The fact is, there’s lots of code (*most* in fact) that gets written in such a way that the line some code appears on is the only line it can appear on both from an “intent” standpoint and from an functional standpoint.
I think it’s silly to argue that it’s lazy or “unstable” to save lots of repetitive “var” statements (and significant file size sometimes!) just because a single line in such a var statement is not standalone independent to be able to move around. This is a common practice in JS and leads to smaller file sizes and faster loading code.
It’s a case where pragmatism needs to win out over philosophical opinion.

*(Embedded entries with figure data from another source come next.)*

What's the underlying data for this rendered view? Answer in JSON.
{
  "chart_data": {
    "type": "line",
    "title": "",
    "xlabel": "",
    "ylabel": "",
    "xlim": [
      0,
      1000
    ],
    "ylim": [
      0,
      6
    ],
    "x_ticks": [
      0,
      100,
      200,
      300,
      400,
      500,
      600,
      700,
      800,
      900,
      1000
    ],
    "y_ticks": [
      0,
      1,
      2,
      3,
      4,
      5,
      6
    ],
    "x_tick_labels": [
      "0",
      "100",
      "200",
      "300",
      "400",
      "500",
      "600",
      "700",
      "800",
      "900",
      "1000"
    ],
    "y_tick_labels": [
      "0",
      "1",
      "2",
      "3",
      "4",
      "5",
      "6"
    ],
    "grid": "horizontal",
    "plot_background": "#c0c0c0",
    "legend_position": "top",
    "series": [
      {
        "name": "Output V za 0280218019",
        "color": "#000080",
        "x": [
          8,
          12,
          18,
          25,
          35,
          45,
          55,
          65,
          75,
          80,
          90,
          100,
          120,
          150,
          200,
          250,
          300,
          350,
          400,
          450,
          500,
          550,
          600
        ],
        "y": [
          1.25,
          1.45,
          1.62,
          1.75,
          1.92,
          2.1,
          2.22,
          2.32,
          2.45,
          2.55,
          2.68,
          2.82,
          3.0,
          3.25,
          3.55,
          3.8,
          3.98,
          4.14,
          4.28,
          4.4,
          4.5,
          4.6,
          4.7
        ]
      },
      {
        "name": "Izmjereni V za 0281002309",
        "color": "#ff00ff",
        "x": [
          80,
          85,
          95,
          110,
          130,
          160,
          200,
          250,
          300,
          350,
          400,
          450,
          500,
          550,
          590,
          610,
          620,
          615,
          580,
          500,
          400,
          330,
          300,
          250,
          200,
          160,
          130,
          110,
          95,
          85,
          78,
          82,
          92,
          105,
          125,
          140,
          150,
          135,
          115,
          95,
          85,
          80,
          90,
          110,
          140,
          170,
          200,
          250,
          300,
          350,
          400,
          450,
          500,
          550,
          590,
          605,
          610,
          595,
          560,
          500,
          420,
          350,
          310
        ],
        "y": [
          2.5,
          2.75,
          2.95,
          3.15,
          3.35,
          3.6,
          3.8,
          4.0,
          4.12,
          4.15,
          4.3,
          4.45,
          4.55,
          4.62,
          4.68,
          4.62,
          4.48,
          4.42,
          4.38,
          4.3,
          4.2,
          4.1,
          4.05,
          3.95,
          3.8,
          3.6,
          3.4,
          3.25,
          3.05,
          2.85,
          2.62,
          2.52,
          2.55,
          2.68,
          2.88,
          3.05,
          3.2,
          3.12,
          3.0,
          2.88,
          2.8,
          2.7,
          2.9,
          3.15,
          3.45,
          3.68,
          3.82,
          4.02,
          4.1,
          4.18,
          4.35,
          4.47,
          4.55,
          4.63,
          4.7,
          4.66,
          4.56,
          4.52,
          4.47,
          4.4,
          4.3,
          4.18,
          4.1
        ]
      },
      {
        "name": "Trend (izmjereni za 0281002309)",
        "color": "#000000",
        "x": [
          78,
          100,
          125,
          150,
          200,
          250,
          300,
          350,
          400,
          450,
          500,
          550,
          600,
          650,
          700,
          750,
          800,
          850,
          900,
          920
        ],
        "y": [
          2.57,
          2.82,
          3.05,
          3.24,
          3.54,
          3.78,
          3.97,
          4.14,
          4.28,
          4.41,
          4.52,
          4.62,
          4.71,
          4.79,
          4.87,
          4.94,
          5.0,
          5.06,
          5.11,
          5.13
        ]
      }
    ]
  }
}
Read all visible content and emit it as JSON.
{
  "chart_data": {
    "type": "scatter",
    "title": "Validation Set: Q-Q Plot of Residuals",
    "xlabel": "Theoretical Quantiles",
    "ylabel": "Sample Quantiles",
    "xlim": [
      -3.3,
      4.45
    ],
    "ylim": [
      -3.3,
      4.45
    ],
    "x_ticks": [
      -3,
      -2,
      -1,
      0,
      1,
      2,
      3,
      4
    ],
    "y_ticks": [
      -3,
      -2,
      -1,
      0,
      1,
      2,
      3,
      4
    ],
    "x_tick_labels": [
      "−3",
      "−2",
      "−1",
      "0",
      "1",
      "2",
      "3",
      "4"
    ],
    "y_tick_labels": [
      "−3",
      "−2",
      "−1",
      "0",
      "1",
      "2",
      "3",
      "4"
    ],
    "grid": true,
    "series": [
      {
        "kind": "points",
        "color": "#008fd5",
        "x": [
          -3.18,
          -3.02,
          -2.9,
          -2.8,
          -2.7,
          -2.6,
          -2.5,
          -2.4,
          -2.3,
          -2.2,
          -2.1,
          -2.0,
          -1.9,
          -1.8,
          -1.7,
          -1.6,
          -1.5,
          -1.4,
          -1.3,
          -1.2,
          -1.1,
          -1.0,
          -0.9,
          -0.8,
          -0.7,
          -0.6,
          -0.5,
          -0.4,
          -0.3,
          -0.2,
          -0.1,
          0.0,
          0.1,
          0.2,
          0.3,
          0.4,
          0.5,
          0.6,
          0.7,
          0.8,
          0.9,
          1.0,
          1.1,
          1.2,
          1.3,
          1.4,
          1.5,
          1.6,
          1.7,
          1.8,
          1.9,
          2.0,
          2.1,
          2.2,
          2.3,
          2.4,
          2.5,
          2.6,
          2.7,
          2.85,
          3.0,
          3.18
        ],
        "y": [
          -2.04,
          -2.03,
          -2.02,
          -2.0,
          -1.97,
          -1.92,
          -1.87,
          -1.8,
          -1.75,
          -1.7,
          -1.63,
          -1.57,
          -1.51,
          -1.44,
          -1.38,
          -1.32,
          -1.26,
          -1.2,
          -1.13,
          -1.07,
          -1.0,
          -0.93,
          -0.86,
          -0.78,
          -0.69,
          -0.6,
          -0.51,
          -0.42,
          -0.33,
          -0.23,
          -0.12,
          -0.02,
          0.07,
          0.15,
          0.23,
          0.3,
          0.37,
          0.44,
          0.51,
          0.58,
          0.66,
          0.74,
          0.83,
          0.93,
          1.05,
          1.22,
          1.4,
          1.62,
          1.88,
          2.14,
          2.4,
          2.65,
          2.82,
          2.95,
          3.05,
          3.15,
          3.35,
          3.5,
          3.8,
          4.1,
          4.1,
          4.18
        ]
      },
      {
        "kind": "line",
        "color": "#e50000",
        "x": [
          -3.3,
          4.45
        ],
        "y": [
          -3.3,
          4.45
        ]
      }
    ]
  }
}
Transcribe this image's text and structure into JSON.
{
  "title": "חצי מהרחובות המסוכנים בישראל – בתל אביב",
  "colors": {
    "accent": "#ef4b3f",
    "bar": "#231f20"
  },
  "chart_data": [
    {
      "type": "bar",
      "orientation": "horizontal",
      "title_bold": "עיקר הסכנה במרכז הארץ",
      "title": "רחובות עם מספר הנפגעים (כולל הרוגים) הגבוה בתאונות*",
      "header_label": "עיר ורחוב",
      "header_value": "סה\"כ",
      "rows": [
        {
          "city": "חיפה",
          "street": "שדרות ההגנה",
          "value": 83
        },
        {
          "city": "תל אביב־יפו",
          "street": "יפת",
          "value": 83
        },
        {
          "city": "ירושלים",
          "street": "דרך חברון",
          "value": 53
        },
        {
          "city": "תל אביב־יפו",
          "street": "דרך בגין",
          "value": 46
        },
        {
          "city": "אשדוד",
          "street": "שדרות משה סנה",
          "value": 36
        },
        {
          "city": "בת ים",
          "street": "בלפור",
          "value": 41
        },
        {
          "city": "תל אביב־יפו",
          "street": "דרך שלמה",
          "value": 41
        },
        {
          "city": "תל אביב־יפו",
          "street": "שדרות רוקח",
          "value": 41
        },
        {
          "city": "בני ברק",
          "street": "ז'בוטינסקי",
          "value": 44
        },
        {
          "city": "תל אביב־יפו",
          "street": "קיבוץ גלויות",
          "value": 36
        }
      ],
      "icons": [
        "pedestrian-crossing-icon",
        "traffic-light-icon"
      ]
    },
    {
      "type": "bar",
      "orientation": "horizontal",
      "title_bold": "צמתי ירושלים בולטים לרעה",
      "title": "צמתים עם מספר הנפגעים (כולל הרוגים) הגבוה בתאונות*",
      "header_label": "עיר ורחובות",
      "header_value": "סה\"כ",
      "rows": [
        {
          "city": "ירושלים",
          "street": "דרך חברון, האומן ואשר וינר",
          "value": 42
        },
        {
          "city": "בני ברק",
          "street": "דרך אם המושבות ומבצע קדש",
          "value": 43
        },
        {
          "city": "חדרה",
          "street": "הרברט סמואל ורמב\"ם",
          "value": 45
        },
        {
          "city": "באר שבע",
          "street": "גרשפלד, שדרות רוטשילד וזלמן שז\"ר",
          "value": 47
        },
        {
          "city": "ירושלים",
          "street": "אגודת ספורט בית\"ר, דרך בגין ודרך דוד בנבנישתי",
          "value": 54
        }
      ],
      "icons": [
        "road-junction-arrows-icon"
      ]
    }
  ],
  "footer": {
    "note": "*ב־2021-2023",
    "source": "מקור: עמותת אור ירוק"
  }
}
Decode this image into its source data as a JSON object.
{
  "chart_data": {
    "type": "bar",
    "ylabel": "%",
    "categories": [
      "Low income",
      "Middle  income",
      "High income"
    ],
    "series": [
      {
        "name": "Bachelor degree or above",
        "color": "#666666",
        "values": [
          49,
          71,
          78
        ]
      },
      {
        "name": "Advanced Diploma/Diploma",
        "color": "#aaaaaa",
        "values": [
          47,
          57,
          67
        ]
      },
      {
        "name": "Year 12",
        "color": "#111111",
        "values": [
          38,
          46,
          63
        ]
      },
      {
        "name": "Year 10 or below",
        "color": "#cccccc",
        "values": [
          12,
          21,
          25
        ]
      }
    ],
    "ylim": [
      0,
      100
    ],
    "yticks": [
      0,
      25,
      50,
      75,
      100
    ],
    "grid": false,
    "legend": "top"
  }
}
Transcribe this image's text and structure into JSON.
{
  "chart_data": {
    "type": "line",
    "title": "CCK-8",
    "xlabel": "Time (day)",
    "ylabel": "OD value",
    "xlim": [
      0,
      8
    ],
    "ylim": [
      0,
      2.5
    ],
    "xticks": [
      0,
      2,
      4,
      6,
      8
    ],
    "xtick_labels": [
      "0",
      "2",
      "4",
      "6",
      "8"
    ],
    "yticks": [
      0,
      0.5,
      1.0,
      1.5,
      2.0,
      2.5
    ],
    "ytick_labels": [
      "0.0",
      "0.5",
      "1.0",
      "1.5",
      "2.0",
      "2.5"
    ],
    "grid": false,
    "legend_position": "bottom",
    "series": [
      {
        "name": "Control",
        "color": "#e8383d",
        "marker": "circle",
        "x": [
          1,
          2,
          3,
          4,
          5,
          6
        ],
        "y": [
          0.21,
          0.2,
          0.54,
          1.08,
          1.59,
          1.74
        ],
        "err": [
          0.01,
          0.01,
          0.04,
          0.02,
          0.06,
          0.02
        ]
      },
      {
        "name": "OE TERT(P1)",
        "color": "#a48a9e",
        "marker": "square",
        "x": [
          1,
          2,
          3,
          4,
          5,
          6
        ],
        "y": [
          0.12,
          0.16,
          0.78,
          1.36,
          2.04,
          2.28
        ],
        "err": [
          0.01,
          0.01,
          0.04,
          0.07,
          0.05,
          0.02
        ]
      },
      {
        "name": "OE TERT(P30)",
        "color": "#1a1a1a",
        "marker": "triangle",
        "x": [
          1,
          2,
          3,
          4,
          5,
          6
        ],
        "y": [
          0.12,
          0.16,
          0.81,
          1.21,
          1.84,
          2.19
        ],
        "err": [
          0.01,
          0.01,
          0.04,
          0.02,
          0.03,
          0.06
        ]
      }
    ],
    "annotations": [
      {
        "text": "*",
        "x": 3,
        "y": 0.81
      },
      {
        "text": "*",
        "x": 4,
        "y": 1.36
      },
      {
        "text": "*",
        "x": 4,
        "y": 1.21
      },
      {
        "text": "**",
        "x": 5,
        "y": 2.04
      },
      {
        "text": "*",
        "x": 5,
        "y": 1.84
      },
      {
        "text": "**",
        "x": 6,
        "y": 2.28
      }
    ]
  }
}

Comment by getify — April 8, 2010

The main arguments against this seem to be aesthetic. Sure it’s ‘ugly’ if you aren’t used to looking at it. It doesn’t take long to get used to it though and then it’s not ugly at all. Like several others have pointed out, it’s very very useful when writing long SQL queries (for some of us, js is not the only language we use).

The semicolon issues in js may be valid points (or not?) but only if you’re not compressing your code and why would you not do that?

Comment by okonomiyaki3000 — April 8, 2010

I first saw this style about two years ago and decided to give it a try since I already like to use operators at the beginning of continuation lines in other languages. The other two developers in my company also started formatting their code in this manner after seeing me use it. We all find that it makes code more readable and that it feels pretty natural after using it for only a short time.

Comment by pjs — April 12, 2010

Catching stupid typos, finding incorrect logic, and writing better code all have the same solution: unit tests. You won’t like writing tests at first, and then you won’t know how you wrote code without them!